The Janisch family of Eden, S.D., are patriots. Francis Janisch, who passed away four years ago, served his country as a U.S. Army paratrooper from 1954-1956. His son, Jim, wanted to honor his father's service to his country. So in May 2015, he erected a flag in his honor on Janisch's land on a hillside beside Marshall County Road 16, just 4.5 miles east of Eden. But what Jim envisioned to be only a flag quickly became so much more than that, prompted by a remark by a local veteran who stated to Jim, "You're all right."
So Jim and his relatives and friends got busy. First, they had to transform what had been a cow pasture into a suitable setting for a memorial. Following the flag was a 15-foot white wooden cross. Round paver stones were painted white and then painted with the names of each of the services on them, in red or blue. They were installed on dark red or blue shredded rubber backgrounds. POW and MIA are also there, of course, taking their hallowed place of honor. A 650-pound eagle looks out over the memorial. Statues of six soldiers and two angels stand guard at the site. And last, but certainly not least, there are the flags -- the United States, South Dakota, Sisseton-Wahpeton Oyate, POW-MIA and the six service flags. They are great to see blowing in the wind, which blows most of the time in eastern South Dakota. A white fence borders the memorial, which is lighted at night. It is a moving, very dignified sight.

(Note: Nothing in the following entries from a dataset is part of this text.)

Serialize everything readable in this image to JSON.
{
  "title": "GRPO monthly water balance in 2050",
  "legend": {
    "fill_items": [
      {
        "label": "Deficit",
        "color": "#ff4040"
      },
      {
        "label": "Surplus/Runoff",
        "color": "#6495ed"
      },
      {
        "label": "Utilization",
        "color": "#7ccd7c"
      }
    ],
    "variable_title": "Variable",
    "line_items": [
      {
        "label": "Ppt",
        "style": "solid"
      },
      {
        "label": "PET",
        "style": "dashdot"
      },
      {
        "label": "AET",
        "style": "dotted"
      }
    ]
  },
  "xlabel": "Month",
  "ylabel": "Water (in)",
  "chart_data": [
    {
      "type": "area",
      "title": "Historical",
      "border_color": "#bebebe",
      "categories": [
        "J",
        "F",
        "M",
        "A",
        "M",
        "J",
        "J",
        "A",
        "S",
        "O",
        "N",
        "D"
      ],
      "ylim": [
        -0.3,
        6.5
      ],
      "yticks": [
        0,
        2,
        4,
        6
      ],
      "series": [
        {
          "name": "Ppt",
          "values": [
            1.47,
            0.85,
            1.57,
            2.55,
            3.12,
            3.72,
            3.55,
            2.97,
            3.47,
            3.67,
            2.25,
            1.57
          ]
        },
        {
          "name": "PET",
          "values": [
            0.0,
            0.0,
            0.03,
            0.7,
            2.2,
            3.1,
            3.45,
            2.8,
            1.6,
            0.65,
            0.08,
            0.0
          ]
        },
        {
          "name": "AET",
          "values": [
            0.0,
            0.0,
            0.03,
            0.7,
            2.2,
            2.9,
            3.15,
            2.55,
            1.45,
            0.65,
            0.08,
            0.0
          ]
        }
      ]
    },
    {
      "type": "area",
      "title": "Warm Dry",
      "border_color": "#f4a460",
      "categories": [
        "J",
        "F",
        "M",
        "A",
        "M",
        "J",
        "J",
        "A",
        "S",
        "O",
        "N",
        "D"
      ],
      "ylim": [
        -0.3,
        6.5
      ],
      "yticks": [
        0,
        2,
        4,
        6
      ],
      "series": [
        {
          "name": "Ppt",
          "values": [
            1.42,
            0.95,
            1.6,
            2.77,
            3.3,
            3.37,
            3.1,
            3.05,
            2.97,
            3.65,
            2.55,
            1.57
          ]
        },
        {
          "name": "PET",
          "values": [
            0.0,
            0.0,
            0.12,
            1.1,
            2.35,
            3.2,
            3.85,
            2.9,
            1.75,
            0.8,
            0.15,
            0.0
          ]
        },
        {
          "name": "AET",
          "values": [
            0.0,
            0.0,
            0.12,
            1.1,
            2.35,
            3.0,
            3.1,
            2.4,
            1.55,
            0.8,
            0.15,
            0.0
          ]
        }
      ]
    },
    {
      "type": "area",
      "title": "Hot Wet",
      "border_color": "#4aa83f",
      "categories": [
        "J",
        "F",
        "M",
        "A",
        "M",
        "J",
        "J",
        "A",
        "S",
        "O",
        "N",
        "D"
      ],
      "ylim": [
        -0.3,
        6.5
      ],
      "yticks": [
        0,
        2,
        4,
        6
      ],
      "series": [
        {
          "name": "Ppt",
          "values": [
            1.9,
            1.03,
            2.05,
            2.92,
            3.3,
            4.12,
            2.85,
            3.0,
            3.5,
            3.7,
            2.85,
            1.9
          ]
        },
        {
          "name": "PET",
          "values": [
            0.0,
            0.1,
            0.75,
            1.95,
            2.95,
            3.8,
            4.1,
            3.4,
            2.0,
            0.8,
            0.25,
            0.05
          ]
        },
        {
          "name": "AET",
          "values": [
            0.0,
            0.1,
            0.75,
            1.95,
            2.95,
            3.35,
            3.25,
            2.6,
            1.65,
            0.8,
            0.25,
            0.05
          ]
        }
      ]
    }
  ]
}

Several individual servicemen are honored here, as they gave their lives in war. James Cleveland, a brother of Roy Cleveland who lives in the area, lost his life in Vietnam. Roy has closely followed the construction of the memorial, which took Jim and his helpers two weeks. More is planned to be added in 2016, including the Statue of Liberty and six spruce trees which will form a background to the memorial. As is typical of many people in this area and in the country, Jim is a modest person who states that this is not about him, but about the veterans who gave so much for their country. And so it is.
A large sign at the site reads, "Francis Janisch Family Salutes our VETERANS, Visitors Welcome." And the visitors are coming as word of the memorial spreads. In fact, over 3,000 have signed the guest book so far, with visitors from over 30 states as well as Germany and Bosnia. So it is not just the local people who have stopped by to pay their respects. Many of the visitors are emotionally moved by the memorial. It is such an unusual thing to be erected on these rolling prairie hills, on the glacier-formed Coteau des Prairie (Hills on the Prairie) in northeast South Dakota.
If Legion members or their friends want to see something very special and unique, they can do no better than to visit the memorial in the spring, summer or fall.